Why the gorilla in the room isn't so scary

Native advertising is welcome rather than worrisome


The noise around native advertising has become a din. It's now almost as loud as the gorilla's drum roll for the 'In the Air Tonight' Cadbury ad.

But is it anything really new? A scary, cheating mash up of editorial and advertising or really something we've actually lived with all our lives?

New native is not really about content masquerading as something it's not. It's about distribution and relevance (or mischievous irrelevance).

Scroll back seven years.

The 2007 gorilla ad was made for TV and cinema but ended up notching 6m Youtube views. It was brand as entertainment and became a must-share.

Scroll back still further.

As a teenager in the 1970s I fell in love with the Old Spice surfing ads. Slo-mo tubes. Miami Vice-style girls gazing from the beach. Serious man-stuff.

Wasn't so sure about the climax, though, when it all finished off with a homo erotic eruption of after shave onto a chap's face. We used to laugh about it in the schoolyard.

But 40 years ago that all passed for a happy ending and you could only see it on TV with the social experience limited to a huddle of friends. Small thought: if the surfer had been wearing a Go-Pro it might have made a decent native ad today.

Scroll forward to 2010.

Old Spice is reinvented as slick, brand entertainment with the Isaiah Mustafa quick fire monologue, The Man Your Man Could Smell Like. A sagging 72 year-old brand was crying out for magic bullets like: "If your grandfather didn't wear it, you wouldn't be here today."

Mustafa notched up 47m Youtube views and this month’s Old Spice follow up, the Momsong, with mothers lamenting their son's puberty got 1.3m views within days of release.

The success of in-stream native is about flowing across devices. According to Business Intelligence’s neat definition: "Ads seamlessly integrated into a user's feed and appear to be organic content.”

And everyone expects a lot more. A BIA/Kelsey report forecasts that social media advertising will boom into an $11 billion market by 2017, with native advertising seizing 42% of that spend.

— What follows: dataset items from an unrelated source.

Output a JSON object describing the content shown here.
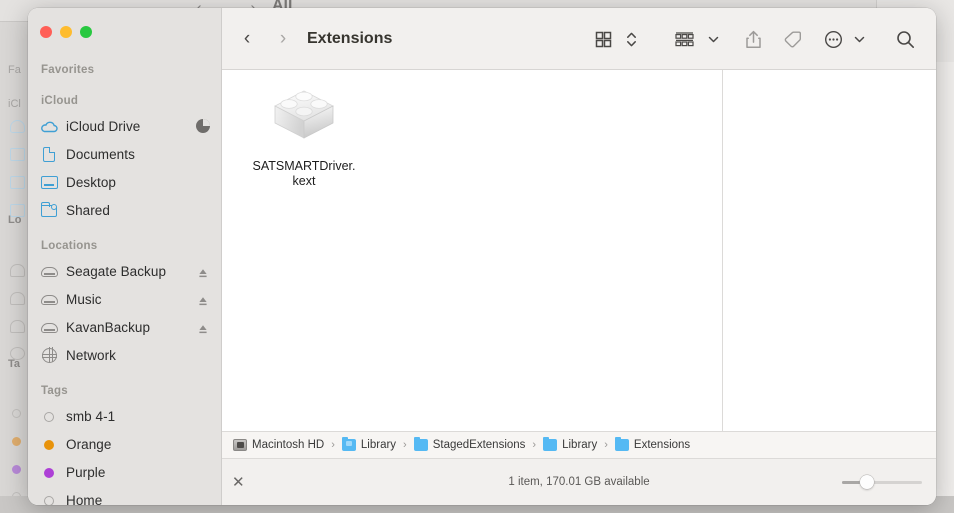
{
  "window": {
    "title": "Extensions",
    "traffic_lights": [
      {
        "name": "close",
        "color": "#ff5f57"
      },
      {
        "name": "minimize",
        "color": "#febc2e"
      },
      {
        "name": "zoom",
        "color": "#28c840"
      }
    ]
  },
  "background": {
    "all_label": "All",
    "nav_arrows": "‹  ›"
  },
  "toolbar": {
    "back_glyph": "‹",
    "forward_glyph": "›",
    "title": "Extensions",
    "buttons": [
      {
        "name": "view-grid-icon",
        "label": "Icon View"
      },
      {
        "name": "view-sort-chevrons-icon",
        "label": "Sort Order"
      },
      {
        "name": "group-by-icon",
        "label": "Group Items"
      },
      {
        "name": "group-by-chevron-down-icon",
        "label": "Group Options"
      },
      {
        "name": "share-icon",
        "label": "Share"
      },
      {
        "name": "tag-icon",
        "label": "Tags"
      },
      {
        "name": "more-options-icon",
        "label": "More"
      },
      {
        "name": "more-chevron-down-icon",
        "label": "More Options"
      },
      {
        "name": "search-icon",
        "label": "Search"
      }
    ]
  },
  "sidebar": {
    "sections": [
      {
        "heading": "Favorites",
        "items": []
      },
      {
        "heading": "iCloud",
        "items": [
          {
            "label": "iCloud Drive",
            "icon": "cloud-icon",
            "badge": "sync-progress"
          },
          {
            "label": "Documents",
            "icon": "document-icon",
            "badge": ""
          },
          {
            "label": "Desktop",
            "icon": "desktop-icon",
            "badge": ""
          },
          {
            "label": "Shared",
            "icon": "shared-folder-icon",
            "badge": ""
          }
        ]
      },
      {
        "heading": "Locations",
        "items": [
          {
            "label": "Seagate Backup",
            "icon": "drive-icon",
            "badge": "eject"
          },
          {
            "label": "Music",
            "icon": "drive-icon",
            "badge": "eject"
          },
          {
            "label": "KavanBackup",
            "icon": "drive-icon",
            "badge": "eject"
          },
          {
            "label": "Network",
            "icon": "globe-icon",
            "badge": ""
          }
        ]
      },
      {
        "heading": "Tags",
        "items": [
          {
            "label": "smb 4-1",
            "icon": "tag-dot-icon",
            "color": "transparent"
          },
          {
            "label": "Orange",
            "icon": "tag-dot-icon",
            "color": "#e8930b"
          },
          {
            "label": "Purple",
            "icon": "tag-dot-icon",
            "color": "#ad3fd6"
          },
          {
            "label": "Home",
            "icon": "tag-dot-icon",
            "color": "transparent"
          }
        ]
      }
    ]
  },
  "content": {
    "files": [
      {
        "name": "SATSMARTDriver.\nkext",
        "icon": "kernel-extension-icon"
      }
    ]
  },
  "pathbar": {
    "crumbs": [
      {
        "label": "Macintosh HD",
        "icon": "hard-drive-icon"
      },
      {
        "label": "Library",
        "icon": "folder-icon"
      },
      {
        "label": "StagedExtensions",
        "icon": "folder-icon"
      },
      {
        "label": "Library",
        "icon": "folder-icon-tinted"
      },
      {
        "label": "Extensions",
        "icon": "folder-icon"
      }
    ],
    "separator": "›"
  },
  "statusbar": {
    "close_glyph": "✕",
    "status": "1 item, 170.01 GB available",
    "zoom_value": 25
  }
}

So if the explosion in native is about putting content in front of millions without a scratchy user experience then it is no wonder that brands are surfing the next Old Spice wave with video-sharing networks like Pinterest, Vine and Snapchat - as well as through the usual channels of Twitter and Facebook.

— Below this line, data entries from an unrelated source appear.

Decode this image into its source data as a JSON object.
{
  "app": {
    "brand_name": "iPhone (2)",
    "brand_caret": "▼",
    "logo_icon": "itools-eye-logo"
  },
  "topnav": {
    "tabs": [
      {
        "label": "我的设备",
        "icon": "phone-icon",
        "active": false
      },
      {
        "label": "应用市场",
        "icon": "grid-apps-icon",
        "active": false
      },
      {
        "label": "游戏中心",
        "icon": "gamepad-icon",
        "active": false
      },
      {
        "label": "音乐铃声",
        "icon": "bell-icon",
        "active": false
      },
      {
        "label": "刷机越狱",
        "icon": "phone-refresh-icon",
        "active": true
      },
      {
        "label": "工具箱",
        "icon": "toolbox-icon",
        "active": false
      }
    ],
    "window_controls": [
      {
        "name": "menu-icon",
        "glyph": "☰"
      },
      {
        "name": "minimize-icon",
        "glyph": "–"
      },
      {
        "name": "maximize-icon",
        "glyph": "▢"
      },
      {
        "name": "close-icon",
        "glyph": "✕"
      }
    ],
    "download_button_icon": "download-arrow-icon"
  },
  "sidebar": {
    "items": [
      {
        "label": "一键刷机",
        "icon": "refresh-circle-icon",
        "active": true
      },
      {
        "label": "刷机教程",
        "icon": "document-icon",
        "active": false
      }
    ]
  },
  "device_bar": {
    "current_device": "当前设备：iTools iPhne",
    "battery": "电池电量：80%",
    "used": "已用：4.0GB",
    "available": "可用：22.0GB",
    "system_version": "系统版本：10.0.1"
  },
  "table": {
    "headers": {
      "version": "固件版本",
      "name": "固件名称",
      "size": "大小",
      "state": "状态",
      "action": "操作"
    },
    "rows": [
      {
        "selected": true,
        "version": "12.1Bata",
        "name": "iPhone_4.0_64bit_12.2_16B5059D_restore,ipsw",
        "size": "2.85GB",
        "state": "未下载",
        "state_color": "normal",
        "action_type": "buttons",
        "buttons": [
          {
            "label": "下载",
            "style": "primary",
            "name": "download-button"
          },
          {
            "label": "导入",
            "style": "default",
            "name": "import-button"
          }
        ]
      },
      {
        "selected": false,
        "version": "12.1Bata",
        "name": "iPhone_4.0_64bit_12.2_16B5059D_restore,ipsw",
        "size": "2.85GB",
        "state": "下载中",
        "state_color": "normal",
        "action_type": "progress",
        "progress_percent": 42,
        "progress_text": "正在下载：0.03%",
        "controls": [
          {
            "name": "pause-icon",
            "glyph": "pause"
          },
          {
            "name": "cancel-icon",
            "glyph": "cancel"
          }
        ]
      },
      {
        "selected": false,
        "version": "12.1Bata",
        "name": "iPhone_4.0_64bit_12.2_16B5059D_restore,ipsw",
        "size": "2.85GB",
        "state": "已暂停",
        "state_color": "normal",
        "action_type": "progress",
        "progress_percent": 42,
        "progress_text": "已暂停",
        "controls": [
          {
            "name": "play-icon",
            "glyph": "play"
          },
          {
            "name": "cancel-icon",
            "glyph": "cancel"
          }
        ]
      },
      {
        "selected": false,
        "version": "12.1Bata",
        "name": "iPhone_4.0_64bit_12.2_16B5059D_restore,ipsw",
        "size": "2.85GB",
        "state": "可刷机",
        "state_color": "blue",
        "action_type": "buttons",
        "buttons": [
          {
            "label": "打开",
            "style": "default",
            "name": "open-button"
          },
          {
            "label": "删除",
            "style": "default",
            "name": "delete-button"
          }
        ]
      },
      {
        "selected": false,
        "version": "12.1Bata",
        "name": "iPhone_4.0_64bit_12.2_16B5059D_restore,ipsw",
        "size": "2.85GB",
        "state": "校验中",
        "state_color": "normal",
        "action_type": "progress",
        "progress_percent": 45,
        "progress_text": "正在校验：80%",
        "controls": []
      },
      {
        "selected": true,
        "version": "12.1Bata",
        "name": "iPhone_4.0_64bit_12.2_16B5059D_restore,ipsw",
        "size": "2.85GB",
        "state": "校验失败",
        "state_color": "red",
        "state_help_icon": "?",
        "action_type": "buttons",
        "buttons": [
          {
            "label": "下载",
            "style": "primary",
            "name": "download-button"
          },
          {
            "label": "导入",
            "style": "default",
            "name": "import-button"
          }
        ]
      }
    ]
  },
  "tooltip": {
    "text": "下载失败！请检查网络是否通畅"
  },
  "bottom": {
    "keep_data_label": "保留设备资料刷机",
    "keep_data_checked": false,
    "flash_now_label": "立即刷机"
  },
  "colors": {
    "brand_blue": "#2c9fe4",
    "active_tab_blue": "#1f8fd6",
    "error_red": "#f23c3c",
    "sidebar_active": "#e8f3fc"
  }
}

Print media still fights over the Church and State of editorial and advertising. And that’s absolutely right in terms of hard news, which has always been the sharp end of the stick.

But in less severe digital chapels, why so po-faced? Time is precious and people appreciate either learning or laughing with an ad.

Native content that offers an immersive, social experience outside a pure brand message is nothing new. It’s what Mad Men always aimed for.